Interesting to see this. It sounds like they're not on AWS, given that they mentioned that having 1000 instances for their production environment made them one of the bigger deployments on their hosting provider.
If not for the troubles they experienced with their hosting provider and managing deployments / cutting over traffic, it possibly could have been the cheaper option to just keep horizontally scaling vs putting in the time to investigate these issues. I'd also love to see some actual latency graphs, what's the P90 like at 25% CPU usage with a simple Gunicorn / gevent setup?
I was wondering that too, but there aren't that many common cloud provider that has 96 vCPU offering.
I am also wondering on 144 Workers, on 96 vCPU which is not 96 CPU Core but 96 CPU thread. So effectively 144 Workers on 48 CPU Core possibly running at sub 3Ghz Clock Speed. But it seems they got it to work out in the end. ( May be at the expense of latency )

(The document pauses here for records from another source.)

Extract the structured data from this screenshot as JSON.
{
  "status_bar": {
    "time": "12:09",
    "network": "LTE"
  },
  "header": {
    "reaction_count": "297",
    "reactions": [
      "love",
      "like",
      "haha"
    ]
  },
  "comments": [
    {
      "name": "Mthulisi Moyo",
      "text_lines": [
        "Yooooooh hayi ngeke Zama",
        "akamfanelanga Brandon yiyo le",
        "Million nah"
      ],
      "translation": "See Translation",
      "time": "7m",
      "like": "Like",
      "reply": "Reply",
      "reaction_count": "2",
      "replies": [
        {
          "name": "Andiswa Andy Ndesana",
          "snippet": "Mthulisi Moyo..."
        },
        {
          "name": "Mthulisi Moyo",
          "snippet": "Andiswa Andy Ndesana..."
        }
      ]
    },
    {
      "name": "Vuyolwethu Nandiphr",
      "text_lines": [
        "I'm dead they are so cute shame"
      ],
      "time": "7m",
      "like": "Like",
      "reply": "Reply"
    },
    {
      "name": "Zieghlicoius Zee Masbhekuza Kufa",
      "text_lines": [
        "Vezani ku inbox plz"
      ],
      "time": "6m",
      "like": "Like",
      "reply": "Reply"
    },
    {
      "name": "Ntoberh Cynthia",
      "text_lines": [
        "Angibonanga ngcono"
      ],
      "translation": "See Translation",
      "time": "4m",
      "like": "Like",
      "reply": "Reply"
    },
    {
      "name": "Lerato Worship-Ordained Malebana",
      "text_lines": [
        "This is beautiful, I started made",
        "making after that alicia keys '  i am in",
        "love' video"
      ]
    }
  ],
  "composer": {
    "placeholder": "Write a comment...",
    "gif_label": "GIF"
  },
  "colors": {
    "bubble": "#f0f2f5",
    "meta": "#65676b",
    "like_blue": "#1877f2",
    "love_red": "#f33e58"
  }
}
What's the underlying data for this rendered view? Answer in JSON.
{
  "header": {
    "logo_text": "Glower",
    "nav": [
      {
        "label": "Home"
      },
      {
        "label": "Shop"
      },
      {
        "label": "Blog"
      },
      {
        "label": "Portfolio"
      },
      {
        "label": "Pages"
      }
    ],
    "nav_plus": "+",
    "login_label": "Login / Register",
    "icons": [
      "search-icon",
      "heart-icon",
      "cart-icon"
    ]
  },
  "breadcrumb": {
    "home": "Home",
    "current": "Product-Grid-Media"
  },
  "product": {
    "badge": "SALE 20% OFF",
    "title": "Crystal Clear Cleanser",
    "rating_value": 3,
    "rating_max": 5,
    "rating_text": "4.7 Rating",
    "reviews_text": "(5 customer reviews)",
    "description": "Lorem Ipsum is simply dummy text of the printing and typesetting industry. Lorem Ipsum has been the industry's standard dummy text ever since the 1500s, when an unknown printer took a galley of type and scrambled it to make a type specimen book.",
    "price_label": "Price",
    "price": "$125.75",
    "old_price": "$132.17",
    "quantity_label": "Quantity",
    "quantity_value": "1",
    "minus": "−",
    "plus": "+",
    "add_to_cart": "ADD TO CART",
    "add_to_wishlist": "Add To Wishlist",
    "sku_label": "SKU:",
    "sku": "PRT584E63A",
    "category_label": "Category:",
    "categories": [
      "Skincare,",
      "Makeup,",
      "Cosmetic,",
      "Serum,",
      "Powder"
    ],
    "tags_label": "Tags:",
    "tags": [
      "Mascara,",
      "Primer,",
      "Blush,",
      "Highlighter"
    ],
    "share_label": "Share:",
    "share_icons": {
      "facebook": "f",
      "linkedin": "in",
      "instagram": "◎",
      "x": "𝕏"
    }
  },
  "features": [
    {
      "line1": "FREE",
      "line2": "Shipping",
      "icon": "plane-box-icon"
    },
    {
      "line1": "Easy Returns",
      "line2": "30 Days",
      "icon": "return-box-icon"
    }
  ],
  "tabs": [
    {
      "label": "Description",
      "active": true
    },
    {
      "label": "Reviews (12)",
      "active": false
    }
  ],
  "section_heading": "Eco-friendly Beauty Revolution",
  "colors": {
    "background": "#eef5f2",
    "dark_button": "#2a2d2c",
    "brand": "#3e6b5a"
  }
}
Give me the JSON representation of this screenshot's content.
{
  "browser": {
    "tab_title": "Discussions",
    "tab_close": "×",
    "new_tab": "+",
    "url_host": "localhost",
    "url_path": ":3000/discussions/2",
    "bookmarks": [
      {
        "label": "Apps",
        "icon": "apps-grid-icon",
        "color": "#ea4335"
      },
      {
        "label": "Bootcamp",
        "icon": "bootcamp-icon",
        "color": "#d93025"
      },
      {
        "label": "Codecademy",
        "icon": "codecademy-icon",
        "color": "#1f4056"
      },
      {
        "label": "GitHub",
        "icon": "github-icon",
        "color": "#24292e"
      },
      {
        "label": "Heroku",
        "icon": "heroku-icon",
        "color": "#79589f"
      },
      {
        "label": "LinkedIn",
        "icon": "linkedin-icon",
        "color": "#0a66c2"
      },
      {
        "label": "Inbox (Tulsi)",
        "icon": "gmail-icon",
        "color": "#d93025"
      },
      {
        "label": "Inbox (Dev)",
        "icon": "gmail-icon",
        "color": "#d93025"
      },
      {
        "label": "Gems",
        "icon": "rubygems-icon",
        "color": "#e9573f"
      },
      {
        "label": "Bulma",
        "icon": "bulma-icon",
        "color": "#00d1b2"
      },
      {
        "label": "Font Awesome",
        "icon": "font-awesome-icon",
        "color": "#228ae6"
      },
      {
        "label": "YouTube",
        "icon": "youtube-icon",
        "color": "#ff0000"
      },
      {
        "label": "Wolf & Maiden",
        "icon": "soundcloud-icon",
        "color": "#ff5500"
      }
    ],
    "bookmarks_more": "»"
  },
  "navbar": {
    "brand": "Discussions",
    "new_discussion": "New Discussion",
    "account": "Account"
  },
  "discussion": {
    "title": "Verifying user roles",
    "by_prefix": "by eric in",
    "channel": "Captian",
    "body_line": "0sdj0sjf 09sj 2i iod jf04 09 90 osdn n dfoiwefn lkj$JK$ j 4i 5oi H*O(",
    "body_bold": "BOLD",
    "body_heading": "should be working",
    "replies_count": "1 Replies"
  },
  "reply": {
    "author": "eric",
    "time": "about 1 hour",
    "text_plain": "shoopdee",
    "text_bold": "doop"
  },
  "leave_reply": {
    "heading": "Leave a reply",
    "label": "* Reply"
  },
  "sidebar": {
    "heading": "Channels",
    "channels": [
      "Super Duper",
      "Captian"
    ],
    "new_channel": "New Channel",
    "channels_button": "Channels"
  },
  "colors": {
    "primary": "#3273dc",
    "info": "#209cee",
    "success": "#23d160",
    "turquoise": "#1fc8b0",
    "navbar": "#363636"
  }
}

Assuming you're running a system where normal request/response handling blocks on database queries it's often optimal to have more workers than available cpu threads and 1.5x is a common rule of thumb to try first.
If not for the troubles they experienced with their hosting provider and managing deployments / cutting over traffic, it possibly could have been the cheaper option to just keep horizontally scaling vs putting in the time to investigate these issues. I'd also love to see some actual latency graphs, what's the P90 like at 25% CPU usage with a simple Gunicorn / gevent setup?